Just as he had done in the procedure we had previously observed, he pricked the patient's face with the point of a needle to verify if the pain had disappeared. The surgery was a success, and we were all relieved and happy because everything had gone as planned! It was love at first sight. I confess that at that moment, I fell in love with functional neurosurgery! Dr. Jorge Schvarcz performed more than 600 functional procedures. His prolific work led him to publish more than 80 scientific papers and thus gain wide international recognition.

In Buenos Aires in 1981, using the same stereotactic system, he performed a trigeminal nucleotractotomy on then U.S. Secretary of State, Mr. Henry Kissinger, to treat him for a complex facial pain. A stroke suffered in 1994 forced Dr. Jorge Schvarcz to abandon his professional career. He passed away in Buenos Aires on October 21, 2019. Since the procedure at Costa Buero until today, "a lot of water has passed under the bridge." I moved from Argentina to Brazil, worked in various industries but always kept in touch with my neurosurgeon friends. In 1983, I met Dr. Manoel Jacobsen Teixeira, now Full Professor of the Neurosurgery discipline at the Hospital de Clinicas of the Faculty of Medicine of the University of São Paulo.

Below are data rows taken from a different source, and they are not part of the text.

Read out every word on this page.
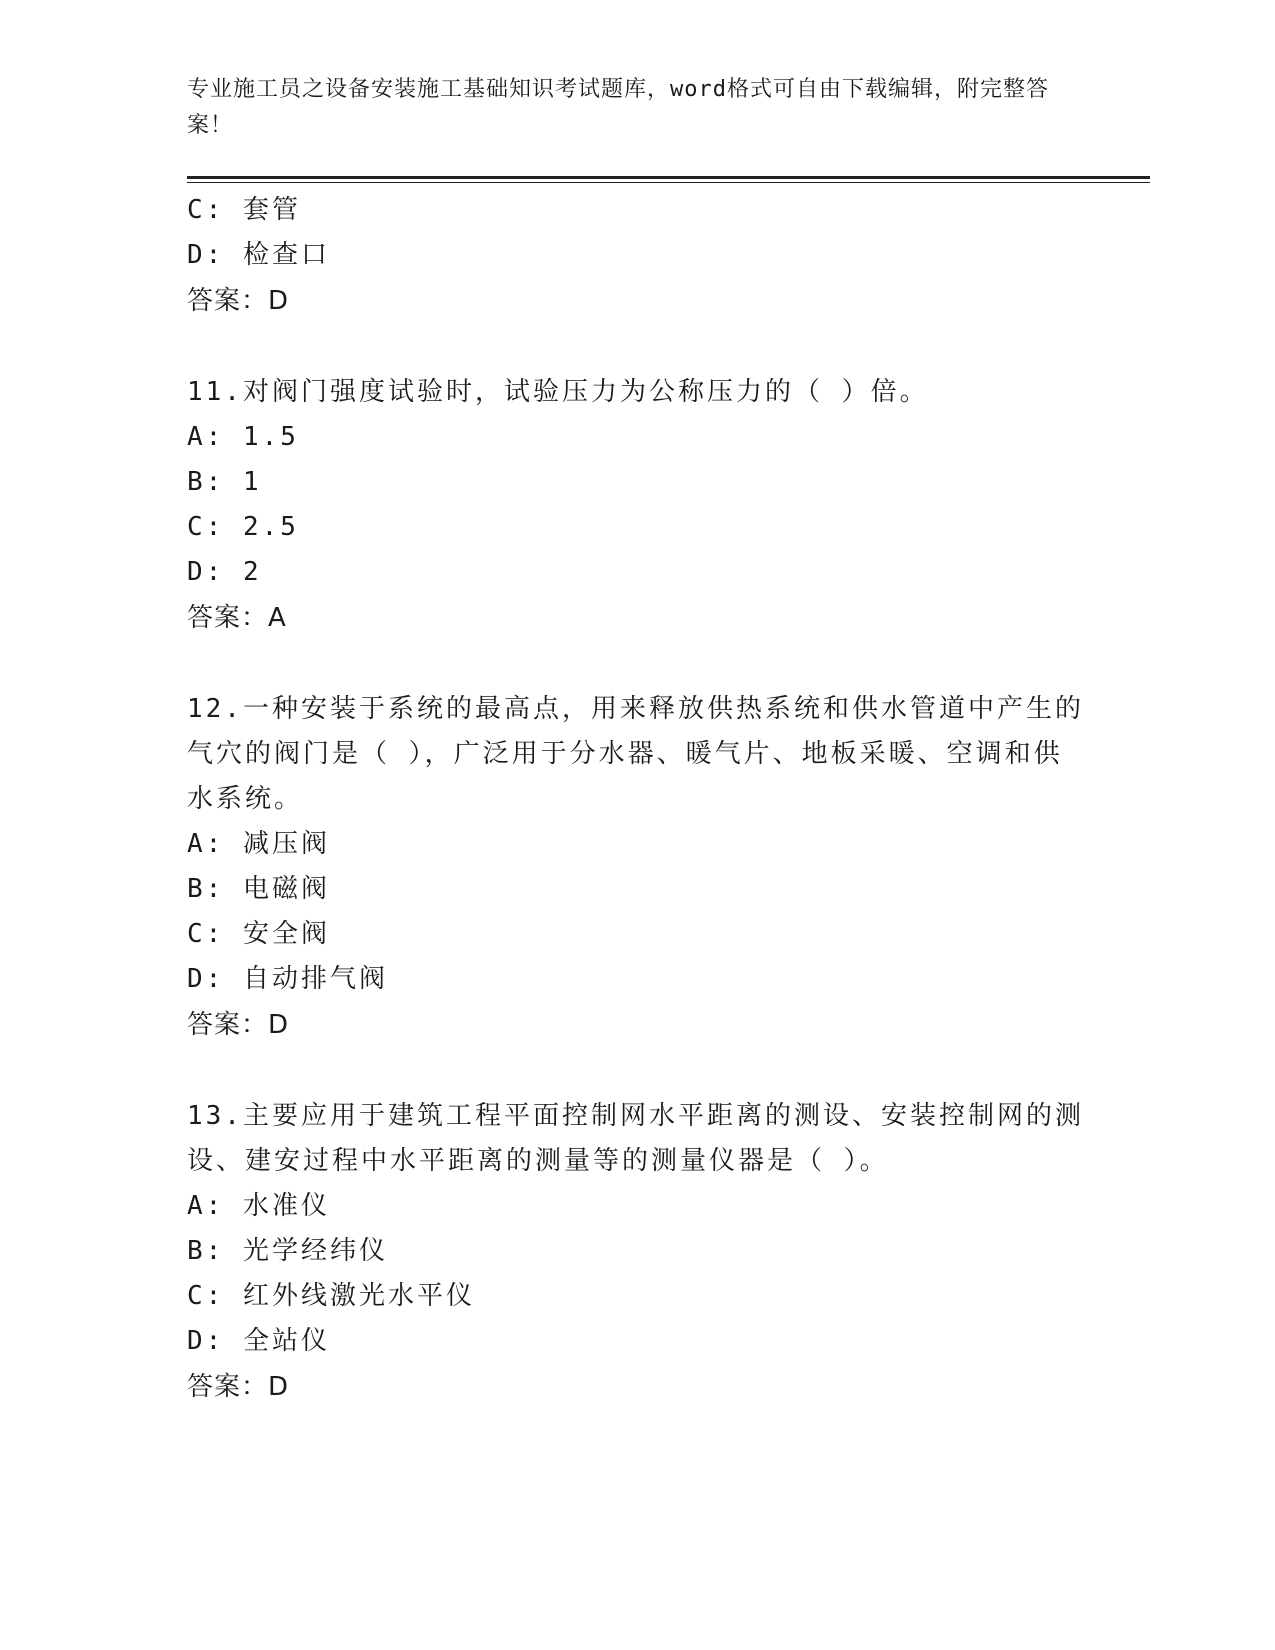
专业施工员之设备安装施工基础知识考试题库，word格式可自由下载编辑，附完整答案！

C: 套管

D: 检查口

答案：D

11.对阀门强度试验时，试验压力为公称压力的（ ）倍。

A: 1.5

B: 1

C: 2.5

D: 2

答案：A

12.一种安装于系统的最高点，用来释放供热系统和供水管道中产生的气穴的阀门是（ ），广泛用于分水器、暖气片、地板采暖、空调和供水系统。

A: 减压阀

B: 电磁阀

C: 安全阀

D: 自动排气阀

答案：D

13.主要应用于建筑工程平面控制网水平距离的测设、安装控制网的测设、建安过程中水平距离的测量等的测量仪器是（ ）。

A: 水准仪

B: 光学经纬仪

C: 红外线激光水平仪

D: 全站仪

答案：D
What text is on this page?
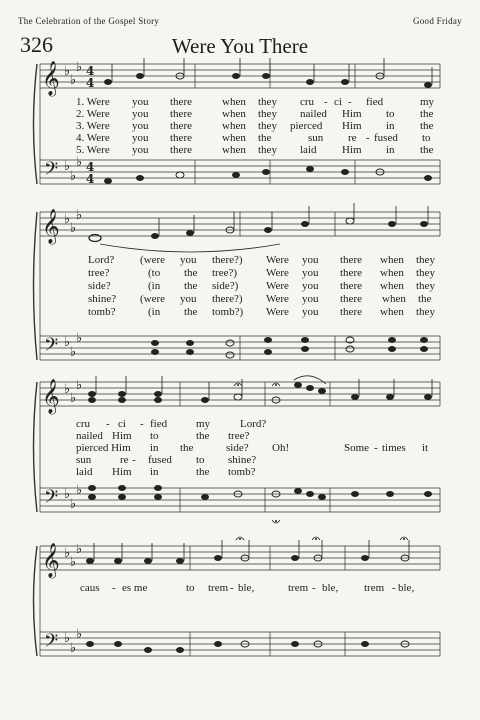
The Celebration of the Gospel Story	Good Friday
326	Were You There
𝄞
𝄢
𝄞
𝄢
𝄞
𝄢
𝄞
𝄢
♭
♭
♭
♭
♭
♭
♭
♭
♭
♭
♭
♭
♭
♭
♭
♭
♭
♭
♭
♭
♭
♭
♭
♭
4
4
4
4
1. Were you there	when they cru - ci - fied	my
2. Were you there	when they nailed Him to the
3. Were you there	when they pierced Him in the
4. Were you there	when the	sun re - fused to
5. Were you there	when they laid Him in the
Lord? (were you there?) Were you there when they
tree?	(to the tree?)	Were you there when they
side?	(in the side?)	Were you there when they
shine? (were you there?) Were you there when the
tomb?	(in the tomb?) Were you there when they
cru - ci - fied	my	Lord?
nailed Him to	the tree?
pierced Him in the	side? Oh!	Some - times it
sun	re - fused to shine?
laid Him in	the tomb?
caus - es me	to trem - ble,	trem - ble, trem - ble,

I returned to "active" neurosurgery in 1986 when Micromar was born and we manufactured for the Hospital de Clinicas de São Paulo the stereotactic device ETM-01B (Teixeira/Martos), the first of more than 500 systems manufactured to date. Forty-nine years have passed since the first surgery, but my passion for neurosurgery and the stereotactic technique has not diminished at all until now!

I thank God for the privilege of having met brilliant neurosurgeons from whom I learned a lot, to be able to do what I love, and especially for knowing that somehow I have contributed to developing solutions that help mitigate suffering and improve the quality of life of people.